Try it: Build the ROC curve for the churn tibble above and find the threshold whose sensitivity is closest to 0.8. Save that threshold to ex_thr.

RYour turn: find the 0.8 sensitivity cutoff
# Try it: pick the threshold closest to 0.8 sensitivity ex_thr <- # your code here ex_thr #> Expected: a number near 0.45

  
Click to reveal solution
RSolution
ex_thr <- churn |> roc_curve(truth, .pred_yes, event_level = "second") |> slice_min(abs(sensitivity - 0.8), n = 1) |> pull(.threshold) ex_thr #> [1] 0.4528796

  

Explanation: roc_curve() returns every threshold the classifier produced, so picking a cutoff is a dplyr filter on the curve tibble. slice_min(abs(sensitivity - 0.8)) keeps the row whose sensitivity is closest to the target.

Note
Coming from scikit-learn? sklearn.metrics.roc_curve(y_true, y_score) returns three arrays; yardstick returns one tidy tibble with named columns instead.
  • roc_auc() for the single-number ranking score the curve summarises.
  • pr_curve() and pr_auc() for the precision-recall variant on imbalanced data.
  • gain_curve() and lift_curve() for marketing-style cumulative charts.
  • conf_mat() and accuracy() once you have picked a threshold from the curve.
  • metric_set() to bundle roc_auc() with calibration metrics like brier_class().

See the yardstick reference for roc_curve() on tidymodels.org for the full argument list.

FAQ

What is the difference between roc_curve() and roc_auc() in yardstick?

roc_curve() returns a tibble of thresholds, sensitivity, and specificity, which is the data you plot. roc_auc() reduces that curve to one number, the area under it. Both consume the same inputs (a truth factor and a probability column), so you usually call them side by side: one for the chart, one for the leaderboard metric.
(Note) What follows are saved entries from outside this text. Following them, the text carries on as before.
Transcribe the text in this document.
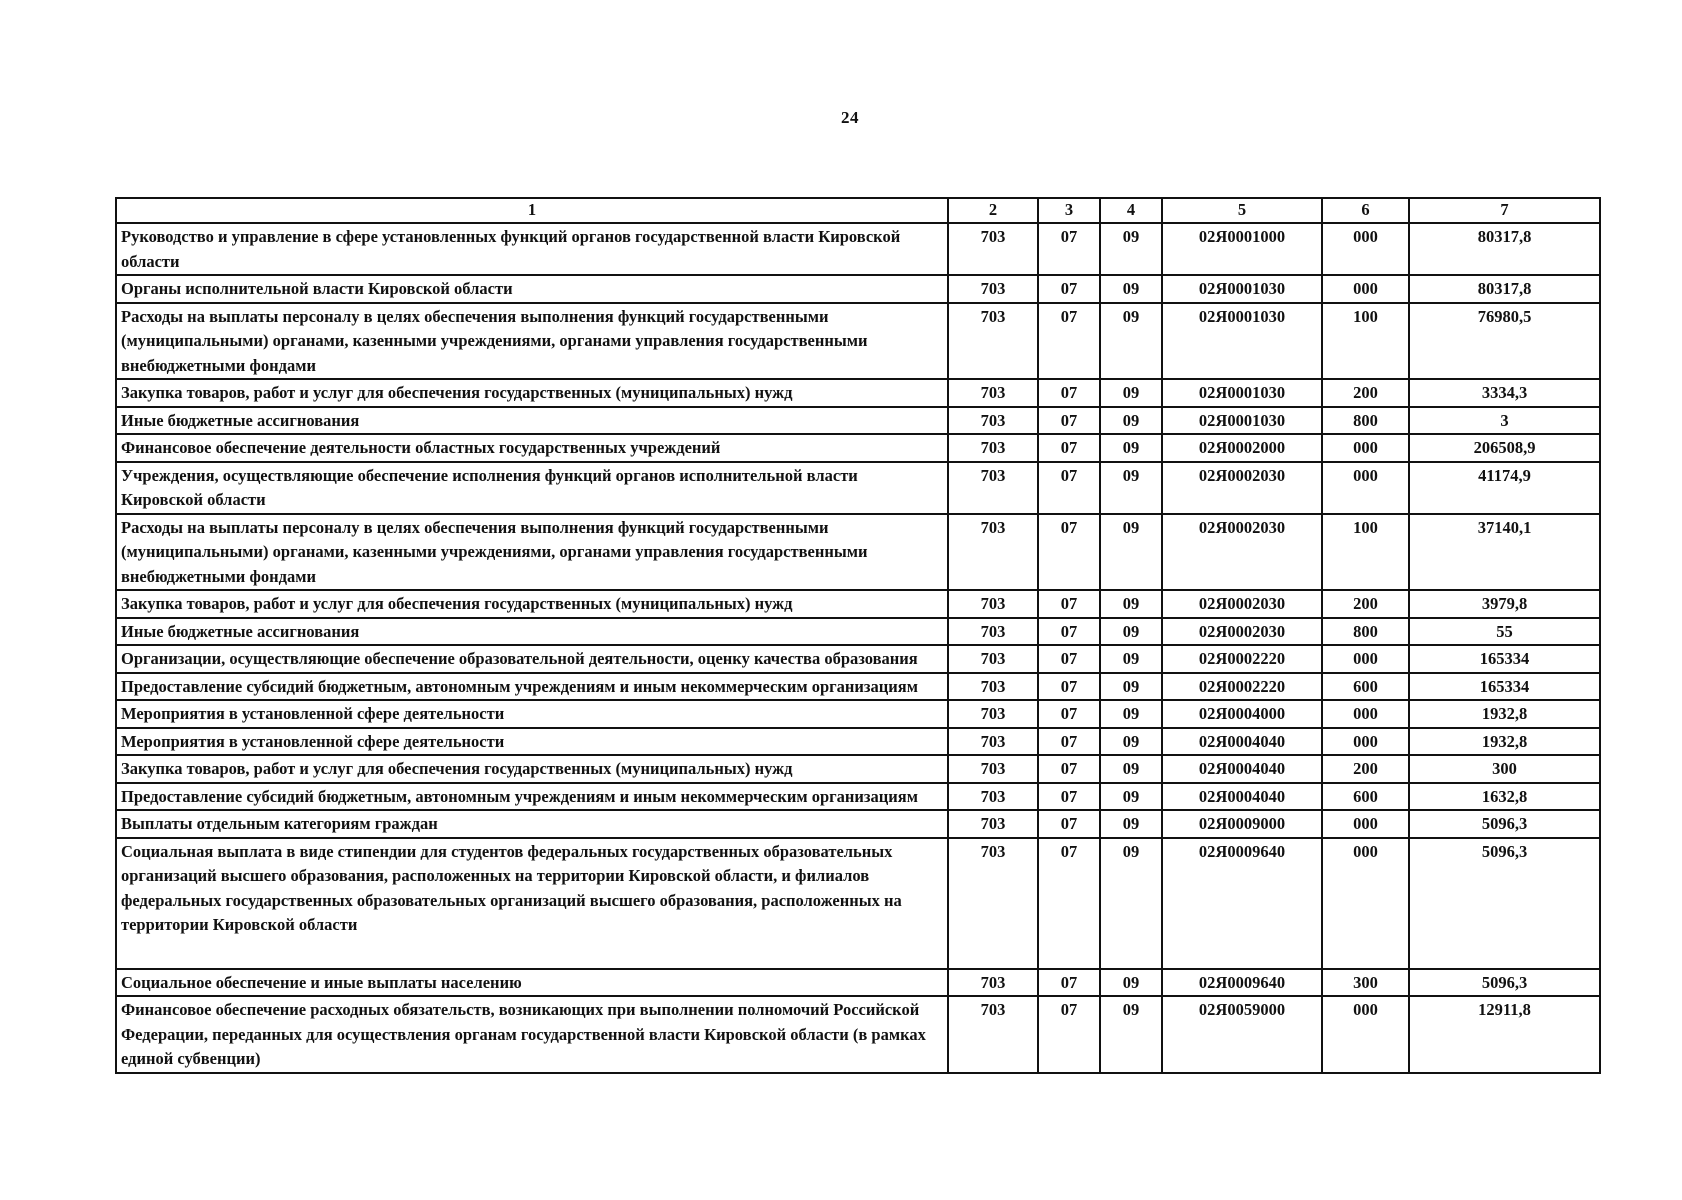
24
1	2	3	4	5	6	7
Руководство и управление в сфере установленных функций органов государственной власти Кировской области	703	07	09	02Я0001000	000	80317,8
Органы исполнительной власти Кировской области	703	07	09	02Я0001030	000	80317,8
Расходы на выплаты персоналу в целях обеспечения выполнения функций государственными (муниципальными) органами, казенными учреждениями, органами управления государственными внебюджетными фондами	703	07	09	02Я0001030	100	76980,5
Закупка товаров, работ и услуг для обеспечения государственных (муниципальных) нужд	703	07	09	02Я0001030	200	3334,3
Иные бюджетные ассигнования	703	07	09	02Я0001030	800	3
Финансовое обеспечение деятельности областных государственных учреждений	703	07	09	02Я0002000	000	206508,9
Учреждения, осуществляющие обеспечение исполнения функций органов исполнительной власти Кировской области	703	07	09	02Я0002030	000	41174,9
Расходы на выплаты персоналу в целях обеспечения выполнения функций государственными (муниципальными) органами, казенными учреждениями, органами управления государственными внебюджетными фондами	703	07	09	02Я0002030	100	37140,1
Закупка товаров, работ и услуг для обеспечения государственных (муниципальных) нужд	703	07	09	02Я0002030	200	3979,8
Иные бюджетные ассигнования	703	07	09	02Я0002030	800	55
Организации, осуществляющие обеспечение образовательной деятельности, оценку качества образования	703	07	09	02Я0002220	000	165334
Предоставление субсидий бюджетным, автономным учреждениям и иным некоммерческим организациям	703	07	09	02Я0002220	600	165334
Мероприятия в установленной сфере деятельности	703	07	09	02Я0004000	000	1932,8
Мероприятия в установленной сфере деятельности	703	07	09	02Я0004040	000	1932,8
Закупка товаров, работ и услуг для обеспечения государственных (муниципальных) нужд	703	07	09	02Я0004040	200	300
Предоставление субсидий бюджетным, автономным учреждениям и иным некоммерческим организациям	703	07	09	02Я0004040	600	1632,8
Выплаты отдельным категориям граждан	703	07	09	02Я0009000	000	5096,3
Социальная выплата в виде стипендии для студентов федеральных государственных образовательных организаций высшего образования, расположенных на территории Кировской области, и филиалов федеральных государственных образовательных организаций высшего образования, расположенных на территории Кировской области	703	07	09	02Я0009640	000	5096,3
Социальное обеспечение и иные выплаты населению	703	07	09	02Я0009640	300	5096,3
Финансовое обеспечение расходных обязательств, возникающих при выполнении полномочий Российской Федерации, переданных для осуществления органам государственной власти Кировской области (в рамках единой субвенции)	703	07	09	02Я0059000	000	12911,8
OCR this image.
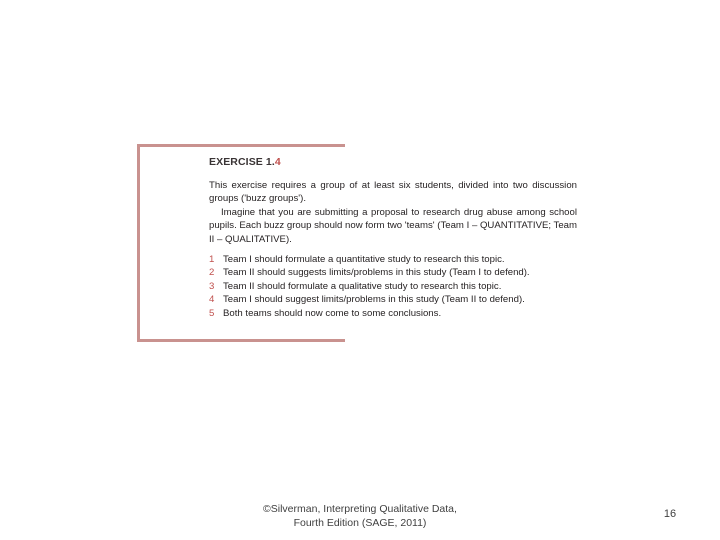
EXERCISE 1.4

This exercise requires a group of at least six students, divided into two discussion groups ('buzz groups').

Imagine that you are submitting a proposal to research drug abuse among school pupils. Each buzz group should now form two 'teams' (Team I – QUANTITATIVE; Team II – QUALITATIVE).

1 Team I should formulate a quantitative study to research this topic.
2 Team II should suggests limits/problems in this study (Team I to defend).
3 Team II should formulate a qualitative study to research this topic.
4 Team I should suggest limits/problems in this study (Team II to defend).
5 Both teams should now come to some conclusions.
©Silverman, Interpreting Qualitative Data,
Fourth Edition (SAGE, 2011)
16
How do I plot a ROC curve from yardstick output?

Call autoplot() on the roc_curve() result for a ready-made ggplot with the diagonal reference line. For custom styling, pass the tibble to ggplot2 and map 1 - specificity to x and sensitivity to y, then layer geom_path(). The tidy output composes with facet_wrap() and group_by() without extra reshaping.

Does roc_curve() handle multiclass problems?
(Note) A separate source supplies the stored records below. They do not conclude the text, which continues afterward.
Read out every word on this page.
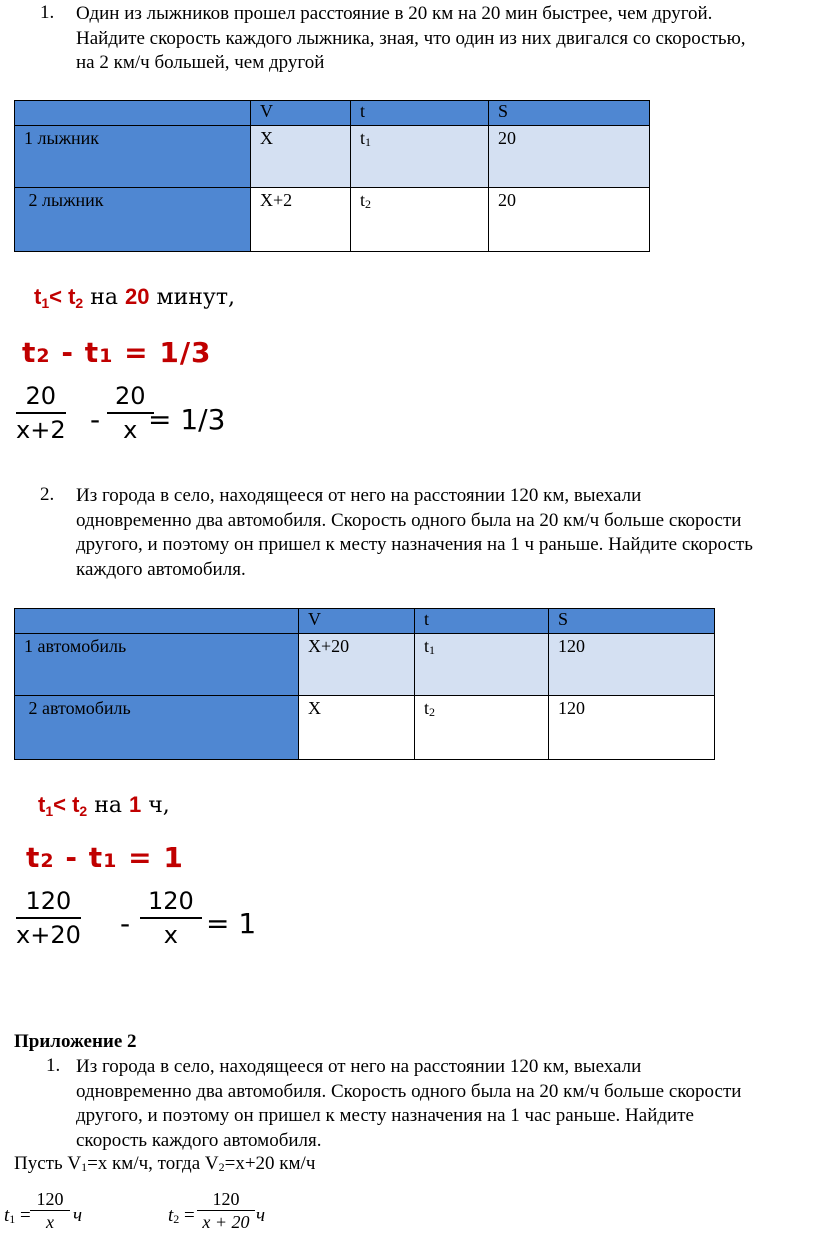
1. Один из лыжников прошел расстояние в 20 км на 20 мин быстрее, чем другой.
Найдите скорость каждого лыжника, зная, что один из них двигался со скоростью,
на 2 км/ч большей, чем другой
	V	t	S
1 лыжник	X	t1	20
2 лыжник	X+2	t2	20
t1< t2 на 20 минут,
t2 - t1 = 1/3
$\frac{20}{x+2} - \frac{20}{x}$
= 1/3
2. Из города в село, находящееся от него на расстоянии 120 км, выехали
одновременно два автомобиля. Скорость одного была на 20 км/ч больше скорости
другого, и поэтому он пришел к месту назначения на 1 ч раньше. Найдите скорость
каждого автомобиля.
	V	t	S
1 автомобиль	X+20	t1	120
2 автомобиль	X	t2	120
t1< t2 на 1 ч,
t2 - t1 = 1
$\frac{120}{x+20} - \frac{120}{x} = 1$
Приложение 2
1. Из города в село, находящееся от него на расстоянии 120 км, выехали
одновременно два автомобиля. Скорость одного была на 20 км/ч больше скорости
другого, и поэтому он пришел к месту назначения на 1 час раньше. Найдите
скорость каждого автомобиля.
Пусть V1=x км/ч, тогда V2=x+20 км/ч
t1 =
120
x	ч	t2 =
120
x + 20 ч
Yes. Pass one probability column per class via tidyselect (for example .pred_setosa:.pred_virginica). yardstick computes a one-vs-all curve per level and returns a tibble with an extra .level column. Pipe it into autoplot() to get one panel per class.
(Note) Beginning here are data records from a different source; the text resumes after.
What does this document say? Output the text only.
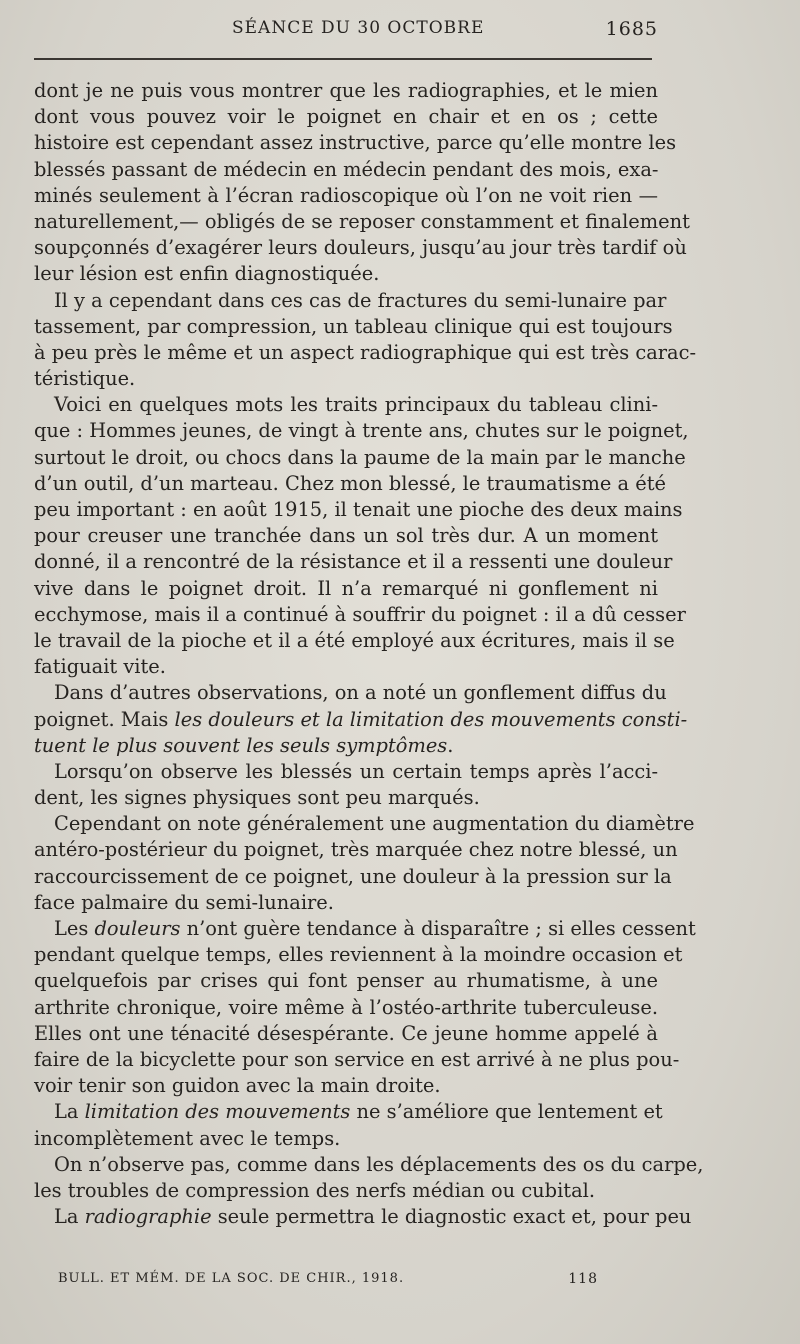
SÉANCE DU 30 OCTOBRE	1685
dont je ne puis vous montrer que les radiographies, et le mien
dont vous pouvez voir le poignet en chair et en os ; cette
histoire est cependant assez instructive, parce qu’elle montre les
blessés passant de médecin en médecin pendant des mois, exa-
minés seulement à l’écran radioscopique où l’on ne voit rien —
naturellement,— obligés de se reposer constamment et finalement
soupçonnés d’exagérer leurs douleurs, jusqu’au jour très tardif où
leur lésion est enfin diagnostiquée.
Il y a cependant dans ces cas de fractures du semi-lunaire par
tassement, par compression, un tableau clinique qui est toujours
à peu près le même et un aspect radiographique qui est très carac-
téristique.
Voici en quelques mots les traits principaux du tableau clini-
que : Hommes jeunes, de vingt à trente ans, chutes sur le poignet,
surtout le droit, ou chocs dans la paume de la main par le manche
d’un outil, d’un marteau. Chez mon blessé, le traumatisme a été
peu important : en août 1915, il tenait une pioche des deux mains
pour creuser une tranchée dans un sol très dur. A un moment
donné, il a rencontré de la résistance et il a ressenti une douleur
vive dans le poignet droit. Il n’a remarqué ni gonflement ni
ecchymose, mais il a continué à souffrir du poignet : il a dû cesser
le travail de la pioche et il a été employé aux écritures, mais il se
fatiguait vite.
Dans d’autres observations, on a noté un gonflement diffus du
poignet. Mais les douleurs et la limitation des mouvements consti-
tuent le plus souvent les seuls symptômes.
Lorsqu’on observe les blessés un certain temps après l’acci-
dent, les signes physiques sont peu marqués.
Cependant on note généralement une augmentation du diamètre
antéro-postérieur du poignet, très marquée chez notre blessé, un
raccourcissement de ce poignet, une douleur à la pression sur la
face palmaire du semi-lunaire.
Les douleurs n’ont guère tendance à disparaître ; si elles cessent
pendant quelque temps, elles reviennent à la moindre occasion et
quelquefois par crises qui font penser au rhumatisme, à une
arthrite chronique, voire même à l’ostéo-arthrite tuberculeuse.
Elles ont une ténacité désespérante. Ce jeune homme appelé à
faire de la bicyclette pour son service en est arrivé à ne plus pou-
voir tenir son guidon avec la main droite.
La limitation des mouvements ne s’améliore que lentement et
incomplètement avec le temps.
On n’observe pas, comme dans les déplacements des os du carpe,
les troubles de compression des nerfs médian ou cubital.
La radiographie seule permettra le diagnostic exact et, pour peu
BULL. ET MÉM. DE LA SOC. DE CHIR., 1918.	118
Why is my ROC curve below the diagonal?

The most common cause is event_level. yardstick defaults to "first", meaning the first factor level is the positive class. If your probability column predicts the second level, set event_level = "second". Otherwise the curve flips. Check levels(df$truth) against the .pred_* column name to verify.

Can roc_curve() use case weights?

Yes. Pass an unquoted column to case_weights and yardstick weighs each row when accumulating sensitivity and specificity. This is useful for survey data or stratified sampling where rows represent different population shares.